Chip Lake, a consultant working with the Collins campaign, said the complaint “is baseless and has no merit in fact.”
“This is nothing more than two of our opponents trying to generate much needed coverage for their struggling campaigns six weeks out from an election,” Lake said.
A January filing with the office of Georgia’s Secretary of State indicates management of the company was transferred from Stoneridge’s Janie Star to zpolitics’ Editor-in-Chief Christy Riggins.
Riggins said in an interview that she owns zpolitics LLC and all of the assets under its umbrella, including zpolitics.com.
Riggins, who said she has been operating the site since last year, said Stoneridge provides graphic design and technical support for the website but that it has no editorial control over what is published.
“I have full editorial control. No one instructs or directs me, just like any other news site,” said Riggins, who previously did communications work for the Georgia House Republican Caucus. She said she has never met or worked with Collins or his campaign in any capacity.
“Regarding the silly allegations, I would encourage Mr. Scupin or anyone else interested in the stories I’ve written about Paul Broun to weigh them against the facts that have been reported in virtually every other news source that has covered the race for the Ninth Congressional District,” Riggins said.
Williams said Stoneridge hosts the zpolitics site “like we do hundreds of other websites” and underscored it does not authorize any content or posts on the site.
“Accordingly, I think Christy Riggins has worked really hard to create a good product for her readers. Her work speaks for itself,” he said in an email. “If Paul Broun is upset with stories about a grand jury investigation, maybe he shouldn’t have used taxpayer money for his campaign.”
Scupin Campaign Manager Hank Sullivan said the letter is “not about defending Paul Broun” and is instead “defending truth and justice and preserving our country.”

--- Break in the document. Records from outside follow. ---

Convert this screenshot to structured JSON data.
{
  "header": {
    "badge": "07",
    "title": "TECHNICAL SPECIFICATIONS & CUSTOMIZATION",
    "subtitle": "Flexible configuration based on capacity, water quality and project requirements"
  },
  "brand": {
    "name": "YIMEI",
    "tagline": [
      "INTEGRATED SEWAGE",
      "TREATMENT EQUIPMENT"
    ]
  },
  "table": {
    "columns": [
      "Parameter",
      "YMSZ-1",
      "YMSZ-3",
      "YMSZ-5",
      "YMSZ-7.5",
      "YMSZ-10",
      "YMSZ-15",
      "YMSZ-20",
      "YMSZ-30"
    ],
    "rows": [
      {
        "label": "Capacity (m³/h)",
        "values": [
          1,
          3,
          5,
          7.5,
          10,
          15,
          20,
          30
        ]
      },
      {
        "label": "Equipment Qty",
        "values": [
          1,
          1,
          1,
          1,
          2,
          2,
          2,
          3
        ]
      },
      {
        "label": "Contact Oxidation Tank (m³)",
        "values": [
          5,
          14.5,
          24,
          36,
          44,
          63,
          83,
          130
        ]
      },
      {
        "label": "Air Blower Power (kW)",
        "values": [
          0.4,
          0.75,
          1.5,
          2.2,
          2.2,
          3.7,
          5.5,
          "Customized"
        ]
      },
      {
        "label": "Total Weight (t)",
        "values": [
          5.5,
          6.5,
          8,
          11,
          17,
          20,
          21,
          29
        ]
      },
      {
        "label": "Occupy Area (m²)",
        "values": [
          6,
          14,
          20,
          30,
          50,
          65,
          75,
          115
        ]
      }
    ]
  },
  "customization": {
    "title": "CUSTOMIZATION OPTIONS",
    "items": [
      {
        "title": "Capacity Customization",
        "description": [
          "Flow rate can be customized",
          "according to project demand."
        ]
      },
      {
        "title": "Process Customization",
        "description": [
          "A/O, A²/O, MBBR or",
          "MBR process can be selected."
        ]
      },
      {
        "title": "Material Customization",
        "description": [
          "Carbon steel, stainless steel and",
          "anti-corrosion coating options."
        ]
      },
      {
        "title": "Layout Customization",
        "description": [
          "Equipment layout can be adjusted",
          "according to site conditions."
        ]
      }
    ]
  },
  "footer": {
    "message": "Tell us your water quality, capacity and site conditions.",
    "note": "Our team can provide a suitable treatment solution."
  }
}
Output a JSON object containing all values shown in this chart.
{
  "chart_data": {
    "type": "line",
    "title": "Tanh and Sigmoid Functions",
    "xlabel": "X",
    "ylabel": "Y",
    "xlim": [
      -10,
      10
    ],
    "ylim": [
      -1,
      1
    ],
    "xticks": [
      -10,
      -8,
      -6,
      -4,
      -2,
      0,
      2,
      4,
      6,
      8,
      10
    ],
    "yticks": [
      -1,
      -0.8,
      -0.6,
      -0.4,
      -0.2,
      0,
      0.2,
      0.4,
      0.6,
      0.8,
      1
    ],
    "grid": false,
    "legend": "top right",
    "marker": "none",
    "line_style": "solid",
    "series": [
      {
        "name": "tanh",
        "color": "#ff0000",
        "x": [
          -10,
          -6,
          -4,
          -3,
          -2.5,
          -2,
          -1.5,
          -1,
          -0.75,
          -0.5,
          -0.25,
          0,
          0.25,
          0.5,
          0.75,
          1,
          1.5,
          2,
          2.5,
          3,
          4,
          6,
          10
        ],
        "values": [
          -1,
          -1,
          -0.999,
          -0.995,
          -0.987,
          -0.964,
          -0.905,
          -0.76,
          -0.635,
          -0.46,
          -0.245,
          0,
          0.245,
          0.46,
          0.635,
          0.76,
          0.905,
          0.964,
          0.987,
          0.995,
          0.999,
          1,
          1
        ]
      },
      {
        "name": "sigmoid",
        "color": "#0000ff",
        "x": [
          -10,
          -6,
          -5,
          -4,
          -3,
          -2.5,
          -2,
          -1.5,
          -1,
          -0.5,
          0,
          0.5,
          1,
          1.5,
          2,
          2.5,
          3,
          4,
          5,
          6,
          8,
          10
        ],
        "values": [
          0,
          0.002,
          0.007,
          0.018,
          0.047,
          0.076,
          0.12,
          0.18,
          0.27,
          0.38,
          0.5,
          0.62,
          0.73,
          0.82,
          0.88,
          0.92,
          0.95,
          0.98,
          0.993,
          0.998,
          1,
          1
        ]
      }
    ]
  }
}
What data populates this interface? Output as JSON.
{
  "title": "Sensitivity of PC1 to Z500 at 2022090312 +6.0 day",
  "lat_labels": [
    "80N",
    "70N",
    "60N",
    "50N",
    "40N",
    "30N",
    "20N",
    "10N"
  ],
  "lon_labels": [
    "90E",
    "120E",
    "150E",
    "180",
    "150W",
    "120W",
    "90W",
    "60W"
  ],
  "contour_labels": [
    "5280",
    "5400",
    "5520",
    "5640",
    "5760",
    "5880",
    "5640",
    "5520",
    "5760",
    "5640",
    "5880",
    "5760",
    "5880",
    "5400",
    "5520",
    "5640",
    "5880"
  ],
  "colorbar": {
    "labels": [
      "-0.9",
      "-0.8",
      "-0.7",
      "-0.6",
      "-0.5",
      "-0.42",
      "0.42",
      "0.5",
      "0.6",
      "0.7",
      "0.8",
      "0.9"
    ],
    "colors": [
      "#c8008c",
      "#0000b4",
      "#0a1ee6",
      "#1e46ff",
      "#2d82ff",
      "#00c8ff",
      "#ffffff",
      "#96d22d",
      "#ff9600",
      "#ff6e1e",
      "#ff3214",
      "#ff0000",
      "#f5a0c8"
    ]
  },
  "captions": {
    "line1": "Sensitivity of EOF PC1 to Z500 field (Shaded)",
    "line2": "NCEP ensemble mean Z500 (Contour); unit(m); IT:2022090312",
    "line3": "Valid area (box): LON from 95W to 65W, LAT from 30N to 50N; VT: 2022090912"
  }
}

“We’re not defending anyone, just reporting. Paul Broun just happened to be the subject of Rep. Collins fake news articles. We would turn the culprits in regardless who the subject might be. The truth needs to be known regardless who benefits,” Sullivan said in an email.
The Broun campaign had no comment on the letter.
Zpolitics was started by former WSB host Martha Zoller after her unsuccessful 2012 Republican congressional campaign against Collins, but she handed editorial responsibilities to Riggins last year as she moved to work for U.S. Sen. David Perdue. (WSB and the AJC share the same parent company.)
Correction: An earlier version of this story mischaracterized a document posted on the Georgia Secretary of State’s website. The article has updated to reflect that change and provide clarifying information on ownership of zpolitics.